I tried to explain this, but I don’t think I managed to get it across.

The word naughty was repeated several times, and we were made to see our inadequacies.  “What happens when he’s naughty about other things?” We describe our reactions to a couple of circumstances… “So, there are really no consequences for him.  He’s been getting away with it for far too long”.

We left with tails between our legs, and I, at least, have had my confidence badly shaken.  Oh, and I’m not feeding Babess properly, either.

We’ll make an honest effort to follow her advice.  I know we’re not perfect parents, and I’m sure there are ways we can be better at it.  I just didn’t expect to feel so awful.

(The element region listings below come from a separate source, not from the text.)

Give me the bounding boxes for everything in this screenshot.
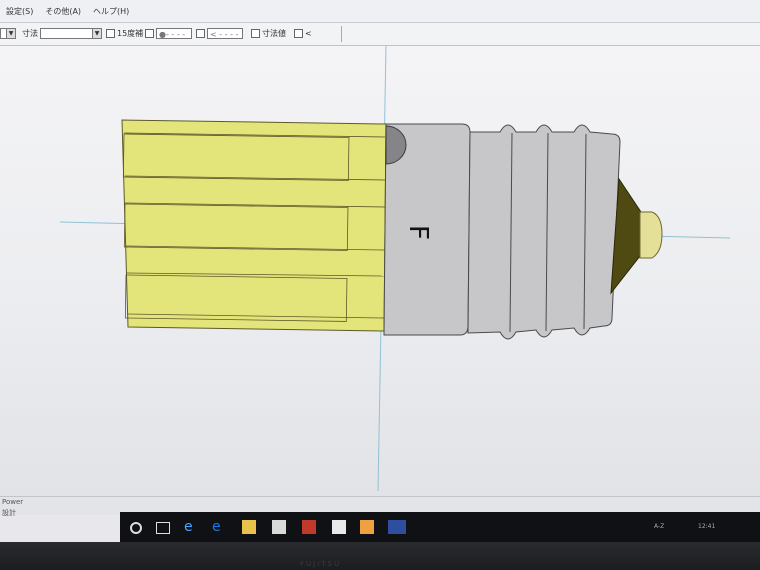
monitor-bezel: FUJITSU <box>0 542 760 570</box>
search-icon[interactable] <box>130 522 142 534</box>
cad-drawing: F <box>59 45 731 492</box>
status-text-bottom: 設計 <box>2 509 16 517</box>
check-size-value-label: 寸法値 <box>262 29 286 38</box>
bulb-tip <box>639 211 663 259</box>
check-15deg[interactable] <box>106 29 115 38</box>
check-arrow-style[interactable] <box>196 29 205 38</box>
tray-clock: 12:41 <box>698 523 716 530</box>
mail-icon[interactable] <box>332 520 346 534</box>
toolbar-separator <box>341 26 342 42</box>
check-dot-style[interactable] <box>145 29 154 38</box>
menu-bar: 設定(S) その他(A) ヘルプ(H) <box>0 0 760 23</box>
line-style-b[interactable]: < - - - - <box>207 28 243 39</box>
brand-logo: FUJITSU <box>300 560 342 568</box>
status-text-top: Power <box>2 498 24 506</box>
check-size-value[interactable] <box>251 29 260 38</box>
edge-icon[interactable]: e <box>184 520 198 534</box>
size-combo[interactable]: ▼ <box>40 28 102 39</box>
jww-icon[interactable] <box>388 520 406 534</box>
menu-item-settings[interactable]: 設定(S) <box>0 6 39 17</box>
menu-item-other[interactable]: その他(A) <box>39 6 87 17</box>
check-15deg-label: 15度補 <box>117 29 144 38</box>
check-less-label: < <box>305 29 312 38</box>
ie-icon[interactable]: e <box>212 520 226 534</box>
store-icon[interactable] <box>272 520 286 534</box>
task-view-icon[interactable] <box>156 522 170 534</box>
drawing-canvas[interactable]: F <box>0 45 760 496</box>
tray-ime: A-Z <box>654 523 665 530</box>
part-letter: F <box>403 225 433 240</box>
toolbar: ▼ 寸法 ▼ 15度補 ●- - - - < - - - - 寸法値 < <box>0 23 760 46</box>
app-icon[interactable] <box>360 520 374 534</box>
menu-item-help[interactable]: ヘルプ(H) <box>87 6 135 17</box>
layer-combo[interactable]: ▼ <box>0 28 16 39</box>
chevron-down-icon: ▼ <box>6 29 15 38</box>
folder-icon[interactable] <box>242 520 256 534</box>
taskbar: e e A-Z 12:41 <box>120 512 760 542</box>
media-icon[interactable] <box>302 520 316 534</box>
check-less[interactable] <box>294 29 303 38</box>
chevron-down-icon: ▼ <box>92 29 101 38</box>
threaded-section <box>467 124 621 340</box>
line-style-a[interactable]: ●- - - - <box>156 28 192 39</box>
size-label: 寸法 <box>22 29 38 38</box>
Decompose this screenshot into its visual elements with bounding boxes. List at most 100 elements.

4 Responses to “Chastened”

  1. PB and Jazz Says:

    I would get a second opinion. Do either of your other children have the same issue? Have you done anything different? Something is wrong here. I know this is my unprofessional opinion, I am not a nutritionist but I am a mom and I work with preschoolers. I have a friend whose son would only eat 3 foods for years. He now eats everything. I would get a second opinion. I am sure you could have done somethings differently but who isn’t that way. Is this person a parent? Keep searching. Coming from an obese nation, punishing and rewarding over food scares me. How about offering choices this or that and empowering your child. Just a thought.

  2. Jill Says:

    Poor thing! (you, not Fainjin. He’s just fine.) I don’t like your dietitian, and if I lived closer I might come and say some sharp words to her for crushing a good mummy’s feelings so utterly. Because you *are* a good mummy, and don’t let anyone make you forget it!
    A dietitian knows a great deal about nutrition. However, she is not a child psychologist, nor Supernanny, and she has never been to your home, seen your parenting in action, or witnessed what a lovely child your little boy is in most ways not related to mealtime. She based her strong opinions of Fainjin’s naughtiness (alleged) and how you should handle it on a very small bit of information in a 30-min appointment. So try to take her dietary advice, certainly, but don’t take any direct or implied charges of inferior parenting to heart in the least.
    Also, as your pediatrician has probably told you, but this lady seems to have neglected: Many children are picky or strange eaters at various stages of life, sometimes for quite long at a time, without any lasting harm. I myself spent most of my 5th and 6th year eating almost nothing but cheese on toast and applesauce, and I grew up just fine in the end. If he is generally healthy and growing well, and getting at least a small variety of food types, then there is no crisis. If it will help you worry less, give him an appropriate child’s multi-vitamin until he learns to eat a more varied diet.
    Improving his eating habits is just something to work on over time, like improving his vocabulary, his manners, his manual skills, and his ability to refrain from hitting people who take his toys. No need to obsess or turn every mealtime into a battle. Just take it slow and trust yourself to know your child and do what’s right for your family. After all, you have a good 20 years or so to teach him to eat his veggies 😀

  3. upsidebackwards Says:

    Don’t worry, I’m not taking up the Worst Mother In The Whole Universe crown just yet! My kids are nice people. That has to count for a lot, and at least some of that has to be our fault, right?!
    I suspect there is more than a grain of truth in what we were told, though. I would have said we were choosing our battles, but perhaps we have been avoiding them. It wasn’t presented in the most tactful way – condescending and accusatory were two of the words Fainjin’s dad used afterwards – but I suspect dietitians are trained out of sugar-coating things (oh, I am so witty).
    We went along because we needed help. We’ll try these things and see if they work. I’ll keep you posted.

  4. minichick Says:

    I know nothing about a child’s development of taste, but is there any chance that he may be more interested in flavour rather than substance of the food? My assumption is based on your earlier note that he prefers chicken and herb tortellini to plain pasta. Could you try putting an appropriate amount of herbs used in the tortellini (rosemary? thyme? oregano?) in his food?